Tous deux n’ont jamais caché non plus leurs liens avec les antisémites Alain Soral et Dieudonné,
ils ont été accusés d’avoir participé à des soirées teintées de folklore nazi et ont multiplié les
allusions en ce sens sur Facebook – ce qu’ils contestent, là encore.

Alain Soral comme Dieudonné ont d’ailleurs eux-mêmes entretenu des liens étroits avec le Front national ou ses dirigeants.
Le premier a rejoint officiellement le parti en 2007 – il fut conseiller spécial de Jean-Marie Le Pen et membre du comité central du FN – avant de le quitter en 2009 en raison de désaccords avec Marine Le Pen.
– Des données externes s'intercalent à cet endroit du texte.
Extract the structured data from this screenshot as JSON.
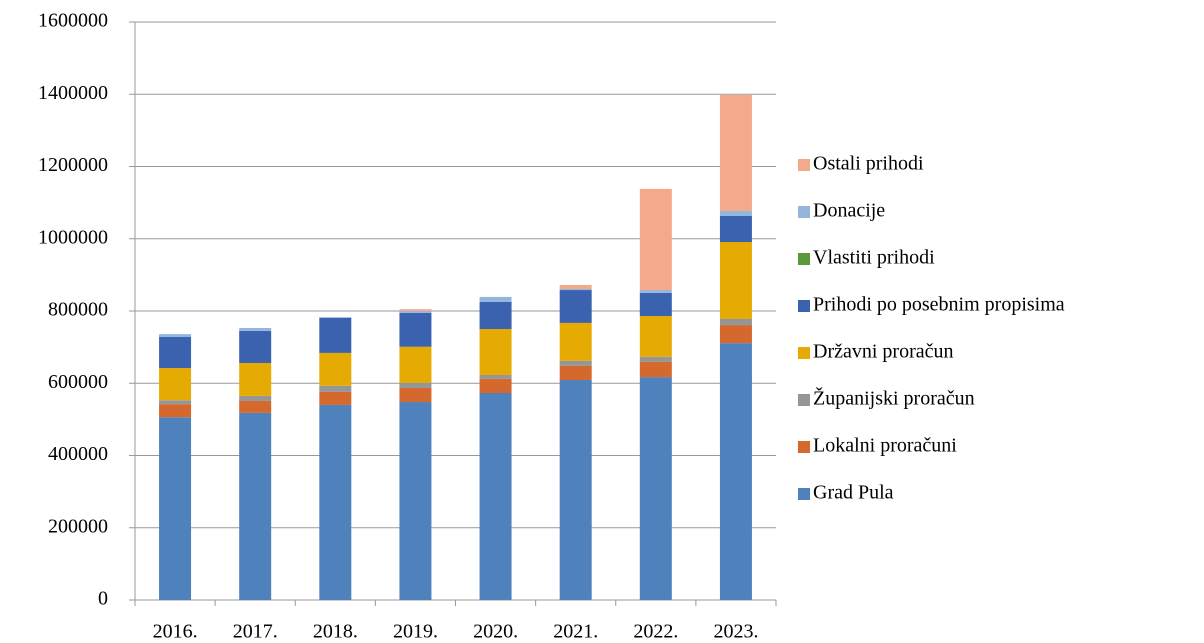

Avant de rejoindre la « liste antisioniste » de Dieudonné aux élections européennes en 2009, on a vu l'essayiste tracter pour la future présidente du FN lors de la campagne des municipales, en 2008, à Hénin-Beaumont (Pas-de-Calais), avec une équipe de son association Égalité et Réconciliation.
Ou encore chanter avec elle en novembre 2006, lors de la fête des Bleu-Blanc-Rouge

Quant à Dieudonné, il a été accueilli à une fête des Bleu-Blanc-Rouge du parti en 2006, et a
plusieurs fois été reçu à Montretout par Jean-Marie Le Pen, qui est le parrain de sa fille.

Cette demande du Rassemblement national de s’emparer de ce groupe d’étude est un pas de plus dans sa stratégie de normalisation.
Des cadres du parti le répètent depuis plusieurs années : l’antisémitisme est le dernier « verrou » à faire sauter.
En 2014, Louis Aliot déclarait ainsi à l’historienne Valérie Igounet :
« La dédiabolisation ne porte que sur l’antisémitisme. En distribuant des tracts dans la rue, le seul plafond de verre que je voyais, ce n’était pas l’immigration, ni l’islam…
C’est l’antisémitisme qui empêche les gens de voter pour nous. Il n’y a que cela…
À partir du moment où vous faites sauter ce verrou idéologique, vous libérez le reste. »

Comme un aboutissement symbolique de cette stratégie, le 13 octobre, le vice-président du RN et maire de Perpignan a décoré de la médaille de sa ville Serge et Beate Klarsfeld, qui ont consacré leur vie à traquer les nazis et à lutter contre l’antisémitisme.

Dans le même temps pourtant, Marine Le Pen n’a jamais pris formellement ses distances avec l’histoire du parti, expliquant, lors de son intronisation, en 2011, qu’elle assumait
« tout l’héritage du Front national ».

Le 5 novembre encore, dans son discours à la tribune du congrès du RN, tout en se félicitant d'avoir modernisé un parti qui « avait évidemment des défauts », elle a rendu hommage à son père :
« Le 16 janvier 2011, j’ai pris la présidence de notre mouvement avec beaucoup de révérence envers la tâche accomplie. [...]
J’ai repris le flambeau avec humilité devant l’héroïsme de quatre décennies de combats épiques. [...] Je l’ai recueilli avec respect, avec la conscience des sacrifices de vie, de confort, d’accusations injustes qui avaient été consentis par ceux qui avaient ouvert la voie, au premier rang desquels Jean-Marie Le Pen », a-t-elle déclaré, sous les applaudissements de la salle.